Alan Webber: Texting and driving a serious mistake
If you are looking for usual wit in this commentary, go on to the next column. You won’t find any — there’s no humor to be found in today’s subject.
In fact, my mission today is to scare the hell out of you. So much so, readers might be motivated to lend thoughts or expertise to help our community, state and country.
Do you realize that just in the last 20 years or so, our children and/or grandchildren have become even more vulnerable to being killed or maimed than before that date?
Do you also understand that those same children and/or grandchildren are more disposed to actually become killers themselves, wreaking havoc on anyone unfortunate enough to be in their way?
I’m writing about texting and driving — an “innocent” scourge that has become every bit as lethal as drunk driving.
I say innocent as nobody ever got out of bed one morning and said he/she was going to kill somebody with texts. And I doubt there are many of you reading this column today that actually text while driving, if you text at all.
This is primarily a problem of younger folks — the invincible set. If you don’t believe that, the next time you’re stopped at a traffic light, look around and see what younger people, generally younger than 35, are doing.
If there is a slow car in front of you holding up traffic, chances are good it is someone texting.
This is nothing like knowingly getting inebriated and impaired, then getting behind a wheel, despite all the warnings and harsh penalties advertised everywhere, for doing so. This is much more innocent than that, but equally as deadly.
Do you realize there are nine deaths and 1,000 injured every day as a result of texting and driving? That’s 1.5 million accidents per year. Texting while driving causes five times more accidents than drunk driving.
Did you know the average time to read a text is five seconds? That’s five seconds with eyes and focus not on the road. In that time, a car traveling 55 mph can travel the length of a football field. Texting while driving triples the odds of a road departure and multiplies by seven the odds of running into something in your lane.
According to Virginia Tech University, you are six times more likely to get in an accident while texting as opposed to driving drunk.
I could go on with more stats until your eyes cross but know that teenagers are the worst at this practice … the very people who need to keep their eyes on the road most.
Obviously, none of us want to see our teen-aged child or grandchild maimed, or worse, killed — a loss from which a parent never fully returns. And equally as bad, imagine the angst of a teenager having to live life knowing they killed someone because they were texting. It would be a heavy burden to carry the rest of a person’s life.

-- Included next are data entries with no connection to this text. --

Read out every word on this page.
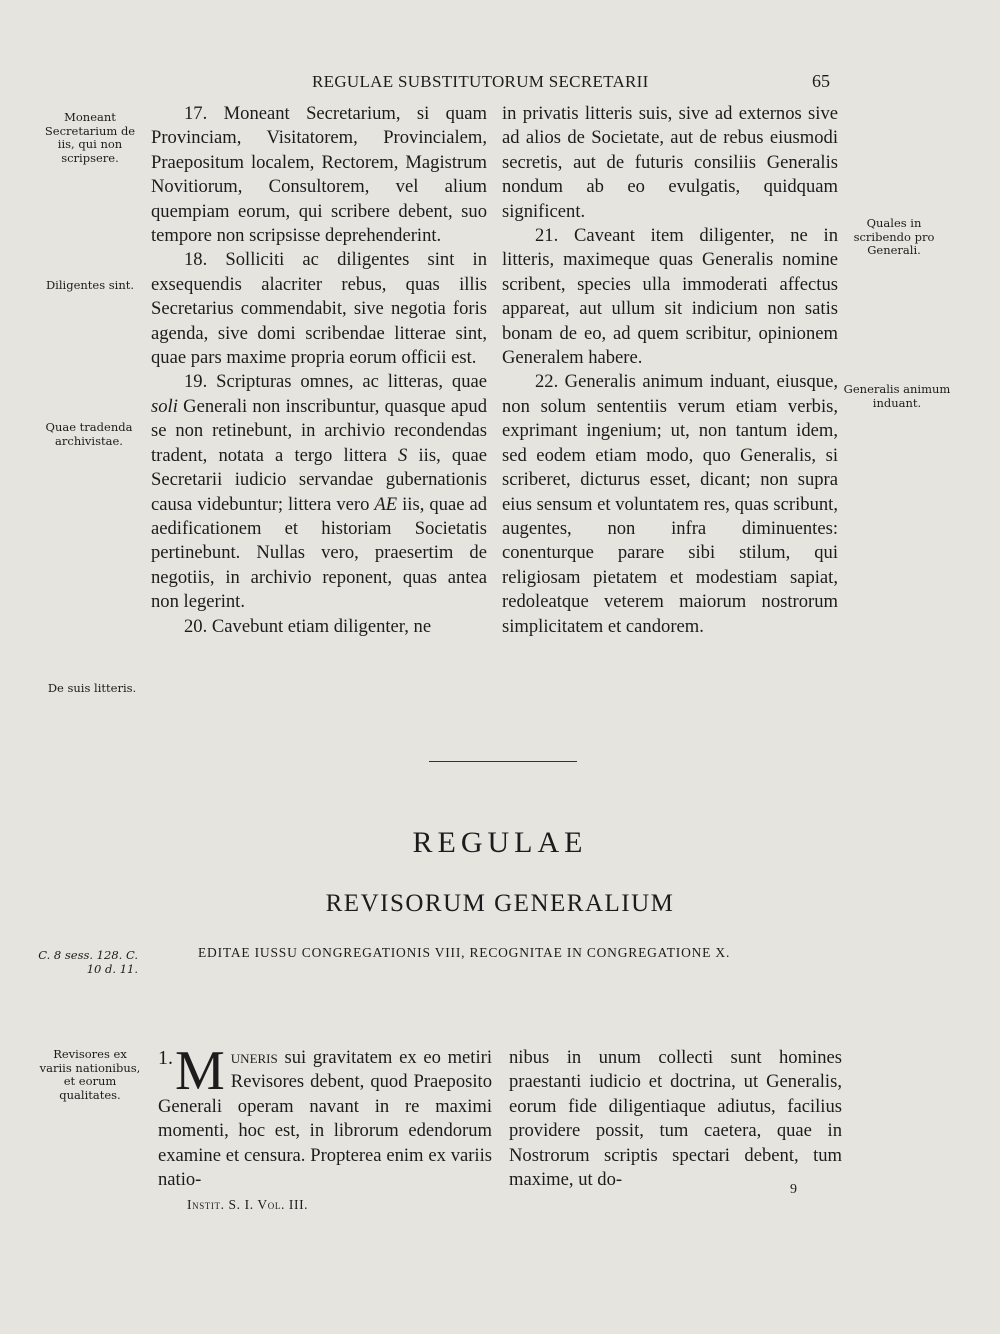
REGULAE SUBSTITUTORUM SECRETARII	65
Moneant Secretarium de iis, qui non scripsere.
Diligentes sint.
Quae tradenda archivistae.
De suis litteris.
Quales in scribendo pro Generali.
Generalis animum induant.
C. 8 sess. 128. C. 10 d. 11.
Revisores ex variis nationibus, et eorum qualitates.

17. Moneant Secretarium, si quam Provinciam, Visitatorem, Provincialem, Praepositum localem, Rectorem, Magistrum Novitiorum, Consultorem, vel alium quempiam eorum, qui scribere debent, suo tempore non scripsisse deprehenderint.

18. Solliciti ac diligentes sint in exsequendis alacriter rebus, quas illis Secretarius commendabit, sive negotia foris agenda, sive domi scribendae litterae sint, quae pars maxime propria eorum officii est.

19. Scripturas omnes, ac litteras, quae soli Generali non inscribuntur, quasque apud se non retinebunt, in archivio recondendas tradent, notata a tergo littera S iis, quae Secretarii iudicio servandae gubernationis causa videbuntur; littera vero AE iis, quae ad aedificationem et historiam Societatis pertinebunt. Nullas vero, praesertim de negotiis, in archivio reponent, quas antea non legerint.

20. Cavebunt etiam diligenter, ne

in privatis litteris suis, sive ad externos sive ad alios de Societate, aut de rebus eiusmodi secretis, aut de futuris consiliis Generalis nondum ab eo evulgatis, quidquam significent.

21. Caveant item diligenter, ne in litteris, maximeque quas Generalis nomine scribent, species ulla immoderati affectus appareat, aut ullum sit indicium non satis bonam de eo, ad quem scribitur, opinionem Generalem habere.

22. Generalis animum induant, eiusque, non solum sententiis verum etiam verbis, exprimant ingenium; ut, non tantum idem, sed eodem etiam modo, quo Generalis, si scriberet, dicturus esset, dicant; non supra eius sensum et voluntatem res, quas scribunt, augentes, non infra diminuentes: conenturque parare sibi stilum, qui religiosam pietatem et modestiam sapiat, redoleatque veterem maiorum nostrorum simplicitatem et candorem.

REGULAE
REVISORUM GENERALIUM
EDITAE IUSSU CONGREGATIONIS VIII, RECOGNITAE IN CONGREGATIONE X.

1. M uneris sui gravitatem ex eo metiri Revisores debent, quod Praeposito Generali operam navant in re maximi momenti, hoc est, in librorum edendorum examine et censura. Propterea enim ex variis natio-

nibus in unum collecti sunt homines praestanti iudicio et doctrina, ut Generalis, eorum fide diligentiaque adiutus, facilius providere possit, tum caetera, quae in Nostrorum scriptis spectari debent, tum maxime, ut do-

Instit. S. I. Vol. III.
9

Obviously, this is a critically serious problem, and will get worse before it gets better. I’m not one to advocate passing more laws to control people’s behavior every time there’s an issue. There are too many laws on the books now.
I realized a long time ago, you can’t legislate morality or common sense. If you don’t believe that, just take a look at those doing the legislating.

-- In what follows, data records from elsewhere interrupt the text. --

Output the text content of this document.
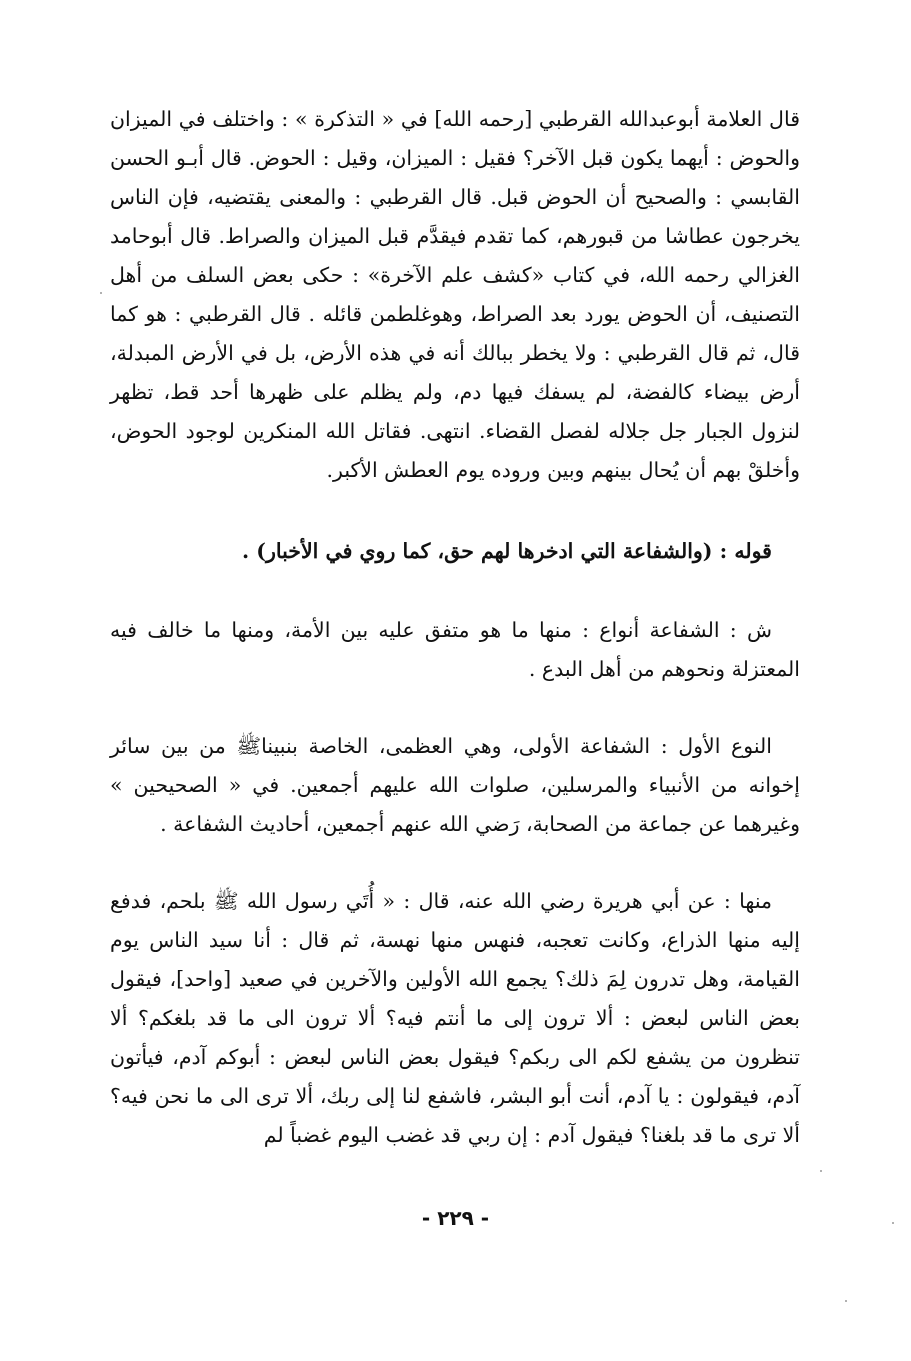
قال العلامة أبوعبدالله القرطبي [رحمه الله] في « التذكرة » : واختلف في الميزان والحوض : أيهما يكون قبل الآخر؟ فقيل : الميزان، وقيل : الحوض. قال أبـو الحسن القابسي : والصحيح أن الحوض قبل. قال القرطبي : والمعنى يقتضيه، فإن الناس يخرجون عطاشا من قبورهم، كما تقدم فيقدَّم قبل الميزان والصراط. قال أبوحامد الغزالي رحمه الله، في كتاب «كشف علم الآخرة» : حكى بعض السلف من أهل التصنيف، أن الحوض يورد بعد الصراط، وهوغلطمن قائله . قال القرطبي : هو كما قال، ثم قال القرطبي : ولا يخطر ببالك أنه في هذه الأرض، بل في الأرض المبدلة، أرض بيضاء كالفضة، لم يسفك فيها دم، ولم يظلم على ظهرها أحد قط، تظهر لنزول الجبار جل جلاله لفصل القضاء. انتهى. فقاتل الله المنكرين لوجود الحوض، وأخلقْ بهم أن يُحال بينهم وبين وروده يوم العطش الأكبر.

قوله : (والشفاعة التي ادخرها لهم حق، كما روي في الأخبار) .

ش : الشفاعة أنواع : منها ما هو متفق عليه بين الأمة، ومنها ما خالف فيه المعتزلة ونحوهم من أهل البدع .

النوع الأول : الشفاعة الأولى، وهي العظمى، الخاصة بنبيناﷺ من بين سائر إخوانه من الأنبياء والمرسلين، صلوات الله عليهم أجمعين. في « الصحيحين » وغيرهما عن جماعة من الصحابة، رَضي الله عنهم أجمعين، أحاديث الشفاعة .

منها : عن أبي هريرة رضي الله عنه، قال : « أُتَي رسول الله ﷺ بلحم، فدفع إليه منها الذراع، وكانت تعجبه، فنهس منها نهسة، ثم قال : أنا سيد الناس يوم القيامة، وهل تدرون لِمَ ذلك؟ يجمع الله الأولين والآخرين في صعيد [واحد]، فيقول بعض الناس لبعض : ألا ترون إلى ما أنتم فيه؟ ألا ترون الى ما قد بلغكم؟ ألا تنظرون من يشفع لكم الى ربكم؟ فيقول بعض الناس لبعض : أبوكم آدم، فيأتون آدم، فيقولون : يا آدم، أنت أبو البشر، فاشفع لنا إلى ربك، ألا ترى الى ما نحن فيه؟ ألا ترى ما قد بلغنا؟ فيقول آدم : إن ربي قد غضب اليوم غضباً لم

- ٢٢٩ -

But, I would be for requiring technology companies or cell providers to put restrictions on the phones or service whereas texting and internet surfing do not work in a moving vehicle, even if one isn’t the driver. And hands-free calling should be all that is available in a moving vehicle. One touches the phone while moving, the phone turns off. This technology should not be that difficult and will save countless lives.
Being around trucks all my life, I am also very aware of all the statistics involving trucks and automobiles.
If your teen is texting and anywhere near an 80,000 pound truck, your teen in gambling his life. Folks, the car will come in second place every time, and rarely is there a second chance.
I was one of the worst phone abusers while driving. I’ve reformed — one of our kids rear-ended a guy, totaling the car. It was enough for me. Miraculously, nobody was hurt, but there before the grace of God…
It is imperative we, as a society, crack down on those people texting while driving — they are imperiling us all.